1. Un portefeuille à trois visages, trois méthodes
Contrairement à une prévision de charge électrique qui peut reposer sur un cadre méthodologique unique, un portefeuille de consommation gazière combine des segments de nature statistique très différente. Une part profilée (sans compteur télérelevé), reconstituée à partir de courbes de profil climatiques standardisées, se comporte de façon régulière et prévisible par correction thermosensible. Une part industrielle télérelevée, en revanche, alterne entre arrêt complet et paliers d'activité selon des cycles de production qu'aucune régression continue ne représente correctement. Une troisième composante, plus stable, se prête bien à un lissage exponentiel classique.
Plutôt que de forcer un cadre académique unique sur cette hétérogénéité, l'approche retenue assume une architecture par segment : trois méthodes statistiques standard, chacune choisie pour la nature spécifique de la composante qu'elle doit prévoir.
2. La composante profilée : correction thermosensible déterministe
Pour les clients sans télérelevé, la consommation est reconstituée à partir d'un profil de référence climatique, corrigé par une température effective lissée (moyenne mobile exponentielle sur plusieurs jours) et un seuil de déclenchement du chauffage propre à chaque zone géographique. Ce mécanisme, standard dans l'industrie gazière, transforme une simple courbe de référence calendaire en une prévision sensible aux conditions météorologiques réelles.
La forme caractéristique « en crosse de hockey » (illustration ci-dessus, données synthétiques) traduit un effet de seuil physique simple : sous le seuil climatique, chaque degré perdu se traduit par un surcroît de consommation de chauffage ; au-dessus, la consommation reste globalement plate, insensible à un réchauffement supplémentaire.

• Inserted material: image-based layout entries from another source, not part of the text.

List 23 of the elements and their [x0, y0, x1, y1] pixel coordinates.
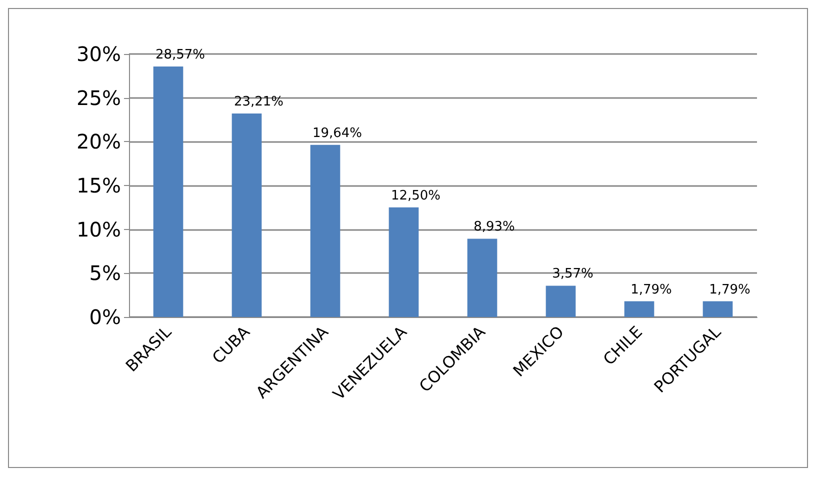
bar: [546, 286, 576, 317]
bar: [310, 144, 340, 317]
bar: [624, 301, 654, 317]
y-tick-label: 5%: [89, 261, 121, 286]
data-label: 8,93%: [474, 220, 515, 235]
data-label: 3,57%: [552, 266, 594, 282]
y-tick-label: 10%: [76, 217, 121, 242]
data-label: 1,79%: [630, 282, 672, 298]
data-label: 12,50%: [390, 188, 441, 204]
bar: [467, 238, 498, 317]
data-label: 28,57%: [155, 48, 206, 63]
y-tick-label: 20%: [76, 130, 121, 154]
bar: [388, 207, 419, 317]
bar: [153, 66, 184, 317]
data-label: 23,21%: [234, 94, 284, 110]
y-tick-label: 15%: [76, 174, 121, 198]
bar: [702, 301, 733, 317]
data-label: 1,79%: [709, 282, 750, 298]
y-tick-label: 30%: [76, 42, 121, 66]
y-tick-label: 25%: [76, 86, 121, 110]
y-tick-label: 0%: [89, 305, 121, 329]
bar: [232, 114, 262, 317]
data-label: 19,64%: [312, 126, 362, 141]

3. La composante industrielle : classification de régime
Le cœur méthodologique du modèle porte sur la composante industrielle télérelevée, dont le comportement binaire (arrêt / activité) rend inadaptée une régression continue classique. La solution retenue combine deux étapes de classification :
- Classification non supervisée par $k$-moyennes (MacQueen, 1967) pour identifier automatiquement les régimes de consommation caractéristiques d'un site (arrêt, palier bas, palier haut) à partir de son historique.
- Classification supervisée par forêt aléatoire (Breiman, 2001) pour prédire, chaque jour, dans quel régime le site va se trouver le lendemain, à partir de variables explicatives calendaires et de comportement récent.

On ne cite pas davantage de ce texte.